To investigation by Financial News last year found that the number of women sexual discrimination cases against banks and other financial services companies was rising as gender pay gap figures were published and social media movements such as #MeToo gained prominence.
But more than 80% of cases are settled out of court, and non-disclosure agreements, under which the employee commits to the case.
A former compliance worker at a city company, who has settled a discrimination case with an employer and signed to NDA, told FN at the time: "We have huge cultural issues of shutting down women, and big business and asset managers. We always look at these stories individually. The trouble is, it's easy to take one out of one. Women are easy to silence if you slap on NDA on them. "
The committee said in its report: "We are deeply concerned that we are not sure who we are.
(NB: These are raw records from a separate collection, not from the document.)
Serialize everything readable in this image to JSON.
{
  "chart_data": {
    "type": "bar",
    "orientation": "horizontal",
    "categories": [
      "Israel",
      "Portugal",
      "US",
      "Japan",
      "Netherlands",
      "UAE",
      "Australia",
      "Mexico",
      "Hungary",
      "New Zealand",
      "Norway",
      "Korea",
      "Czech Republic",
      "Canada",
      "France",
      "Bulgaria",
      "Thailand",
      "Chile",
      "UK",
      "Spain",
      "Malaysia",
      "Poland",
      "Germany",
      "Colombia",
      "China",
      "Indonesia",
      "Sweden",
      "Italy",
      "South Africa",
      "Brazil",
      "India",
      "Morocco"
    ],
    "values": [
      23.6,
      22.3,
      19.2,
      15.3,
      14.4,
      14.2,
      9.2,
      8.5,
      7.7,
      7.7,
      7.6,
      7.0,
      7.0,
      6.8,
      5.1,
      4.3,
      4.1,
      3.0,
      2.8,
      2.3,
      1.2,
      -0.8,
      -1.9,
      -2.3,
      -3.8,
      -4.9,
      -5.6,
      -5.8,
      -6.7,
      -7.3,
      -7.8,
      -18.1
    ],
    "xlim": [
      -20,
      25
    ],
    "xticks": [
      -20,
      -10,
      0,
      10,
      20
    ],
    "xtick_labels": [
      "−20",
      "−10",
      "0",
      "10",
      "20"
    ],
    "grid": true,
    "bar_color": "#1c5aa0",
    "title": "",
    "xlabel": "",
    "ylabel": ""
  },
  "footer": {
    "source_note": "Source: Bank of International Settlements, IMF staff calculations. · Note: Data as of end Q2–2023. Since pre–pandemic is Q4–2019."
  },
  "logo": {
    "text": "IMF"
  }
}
This paint job can have a devastating effect on people's careers, self-esteem and personal life.
"Confidentiality, non-disparagement and similar clauses in settlement agreements need to be clear and specific about information that can and can not be shared."
A spokesman for the Government's Department for Business, Energy and Industrial Strategy said: "It is unacceptable that NDAs have been used to harass or intimidate victims into silence. NDAs and confidentiality clauses for workers and put an end to the unethical use of these agreements.
"We want to publish our response to the consultation and the committee's report in due course."